As for Butler and Hardy, the former is beauty – when the Elvis The actor goes around James Dean by moving his head, waiting for a beat then letting his eyes follow, it’s like watching old-school movie stardom in hyperdrive – and the latter is brains and brawn . These two actors clearly worship at the altar of vulnerability in 20th century methods, which syncs well with the period feel of this look at male anger; the double of strength and sensitivity which allowed Brando et al. Redefining American masculinity for a generation of performers here is as much a part of their uniform as leather and denim. Hardy, in particular, makes the most of his strong, silent archetype by adding not only latent menace, but also subliminal undercurrents of existential despair and hopeless weariness. It’s a potent blend of sub-zero cool and extreme heat that it brings to this party. Challenged on his leadership, he casually asks if his opponent prefers fists or knives. Begging Butler’s Benny to take over the gang at a late-night bonfire, Hardy’s character moves so close to his protégé’s personal space that one wonders if someone slipped in subversively a reel of Scorpio Ascendant in the projection.

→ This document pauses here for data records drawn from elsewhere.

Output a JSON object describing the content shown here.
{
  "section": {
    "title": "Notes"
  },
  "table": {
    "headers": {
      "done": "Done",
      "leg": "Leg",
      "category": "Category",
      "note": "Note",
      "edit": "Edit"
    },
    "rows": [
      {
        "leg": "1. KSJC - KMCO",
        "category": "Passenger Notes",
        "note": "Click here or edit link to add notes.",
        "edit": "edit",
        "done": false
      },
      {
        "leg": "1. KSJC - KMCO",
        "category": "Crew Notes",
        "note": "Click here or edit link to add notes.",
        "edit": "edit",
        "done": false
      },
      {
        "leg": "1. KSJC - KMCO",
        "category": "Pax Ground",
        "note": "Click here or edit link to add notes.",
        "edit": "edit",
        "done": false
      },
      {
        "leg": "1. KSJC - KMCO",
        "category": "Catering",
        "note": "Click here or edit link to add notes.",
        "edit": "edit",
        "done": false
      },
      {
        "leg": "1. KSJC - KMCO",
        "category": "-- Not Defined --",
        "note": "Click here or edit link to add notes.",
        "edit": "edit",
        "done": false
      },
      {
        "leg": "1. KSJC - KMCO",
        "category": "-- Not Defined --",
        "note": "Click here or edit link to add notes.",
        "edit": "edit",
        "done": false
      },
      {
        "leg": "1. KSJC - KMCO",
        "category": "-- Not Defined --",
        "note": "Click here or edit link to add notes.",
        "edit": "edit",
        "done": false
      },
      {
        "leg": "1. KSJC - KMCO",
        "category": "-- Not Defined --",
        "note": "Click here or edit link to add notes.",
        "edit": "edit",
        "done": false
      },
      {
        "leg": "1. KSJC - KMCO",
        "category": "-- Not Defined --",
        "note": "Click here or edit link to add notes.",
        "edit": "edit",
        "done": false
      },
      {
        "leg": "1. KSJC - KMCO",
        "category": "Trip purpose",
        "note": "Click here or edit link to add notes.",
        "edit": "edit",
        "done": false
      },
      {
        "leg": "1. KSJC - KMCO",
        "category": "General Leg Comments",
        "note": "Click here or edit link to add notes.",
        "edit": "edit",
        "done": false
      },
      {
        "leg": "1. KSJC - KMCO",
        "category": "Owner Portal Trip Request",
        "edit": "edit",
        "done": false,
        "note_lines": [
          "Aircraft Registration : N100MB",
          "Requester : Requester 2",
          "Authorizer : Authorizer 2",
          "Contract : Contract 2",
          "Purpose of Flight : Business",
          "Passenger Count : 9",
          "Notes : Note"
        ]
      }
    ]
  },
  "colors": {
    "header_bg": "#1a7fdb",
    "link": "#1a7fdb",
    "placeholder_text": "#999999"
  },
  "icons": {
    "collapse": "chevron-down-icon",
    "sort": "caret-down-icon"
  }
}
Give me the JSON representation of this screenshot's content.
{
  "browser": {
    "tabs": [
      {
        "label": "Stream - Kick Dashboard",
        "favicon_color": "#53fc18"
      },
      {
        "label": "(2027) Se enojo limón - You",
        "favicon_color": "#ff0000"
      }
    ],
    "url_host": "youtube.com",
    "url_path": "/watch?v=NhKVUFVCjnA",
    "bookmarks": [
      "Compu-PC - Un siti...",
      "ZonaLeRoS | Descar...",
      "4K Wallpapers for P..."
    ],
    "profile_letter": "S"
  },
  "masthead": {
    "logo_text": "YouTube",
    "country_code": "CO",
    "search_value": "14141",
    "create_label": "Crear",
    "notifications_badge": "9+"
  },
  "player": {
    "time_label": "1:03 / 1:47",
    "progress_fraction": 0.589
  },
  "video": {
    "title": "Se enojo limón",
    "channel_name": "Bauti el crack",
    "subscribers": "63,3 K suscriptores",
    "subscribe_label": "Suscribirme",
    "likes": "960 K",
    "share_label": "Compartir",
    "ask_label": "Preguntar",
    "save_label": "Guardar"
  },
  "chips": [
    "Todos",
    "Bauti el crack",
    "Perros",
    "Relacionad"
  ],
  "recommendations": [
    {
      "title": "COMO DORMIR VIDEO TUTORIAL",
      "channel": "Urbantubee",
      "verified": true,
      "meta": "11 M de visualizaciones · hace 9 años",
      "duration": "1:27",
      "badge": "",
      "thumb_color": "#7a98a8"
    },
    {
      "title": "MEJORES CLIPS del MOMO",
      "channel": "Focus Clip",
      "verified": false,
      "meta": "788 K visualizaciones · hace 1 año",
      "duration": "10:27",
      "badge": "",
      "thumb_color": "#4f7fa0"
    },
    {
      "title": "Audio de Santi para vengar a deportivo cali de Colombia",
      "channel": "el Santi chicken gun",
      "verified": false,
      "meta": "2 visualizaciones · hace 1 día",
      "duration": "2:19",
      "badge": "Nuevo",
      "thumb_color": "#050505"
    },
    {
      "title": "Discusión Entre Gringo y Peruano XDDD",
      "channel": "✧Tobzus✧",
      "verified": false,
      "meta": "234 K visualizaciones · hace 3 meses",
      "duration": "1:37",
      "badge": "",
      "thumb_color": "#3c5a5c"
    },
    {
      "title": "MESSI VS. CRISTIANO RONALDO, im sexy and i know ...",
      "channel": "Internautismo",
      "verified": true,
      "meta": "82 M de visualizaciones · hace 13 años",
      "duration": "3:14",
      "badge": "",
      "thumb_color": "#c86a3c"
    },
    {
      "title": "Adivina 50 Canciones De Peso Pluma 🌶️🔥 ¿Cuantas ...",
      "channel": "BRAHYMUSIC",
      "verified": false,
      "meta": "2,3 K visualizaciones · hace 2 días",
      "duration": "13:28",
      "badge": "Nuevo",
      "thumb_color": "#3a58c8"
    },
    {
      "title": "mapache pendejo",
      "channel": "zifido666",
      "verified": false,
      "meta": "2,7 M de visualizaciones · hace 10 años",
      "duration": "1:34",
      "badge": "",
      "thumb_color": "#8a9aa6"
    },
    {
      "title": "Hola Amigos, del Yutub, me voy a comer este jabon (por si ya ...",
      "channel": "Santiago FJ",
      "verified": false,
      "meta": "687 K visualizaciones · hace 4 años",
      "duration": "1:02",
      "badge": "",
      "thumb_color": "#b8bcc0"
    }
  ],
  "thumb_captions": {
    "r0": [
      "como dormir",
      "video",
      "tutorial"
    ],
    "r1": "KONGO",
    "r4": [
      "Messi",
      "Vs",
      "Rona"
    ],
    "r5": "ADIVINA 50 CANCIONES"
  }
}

Bikers does not necessarily come to praise these road warriors, nor want to entirely bury their memory. Nichols said he was trying to capture the bygone sense of rebellion and radical disruption that these gangs represented, as well as the vintage, hip vibe he felt when he flipped through Lyons’ book. Thanks to its holy trinity of tracks – not to mention a gallery of clutch thieves that includes Michael Shannon’s brutal loose cannon, Damon Herriman’s right-hand man and Beau Knapp and Karl Glusman’s double act Mutt & Jeff – you come away feeling like he hit the grasexycool bullseye. The filmmaker also knows that, to quote a wise man, to live outside the law you have to be honest, and once a younger generation begins to make their way to freedom from the Vandals – just another word for nothing left – To lose the party, you can see the necessary notion of honor among the thieves as they slowly ride off into the sunset. These original photos captured an ephemeral bird returned to the world in amber. The film knows that the nihilistic gesture can now seem slightly stilted. But he still wants to pay homage to the memory of the gloriously tense majors of yesteryear.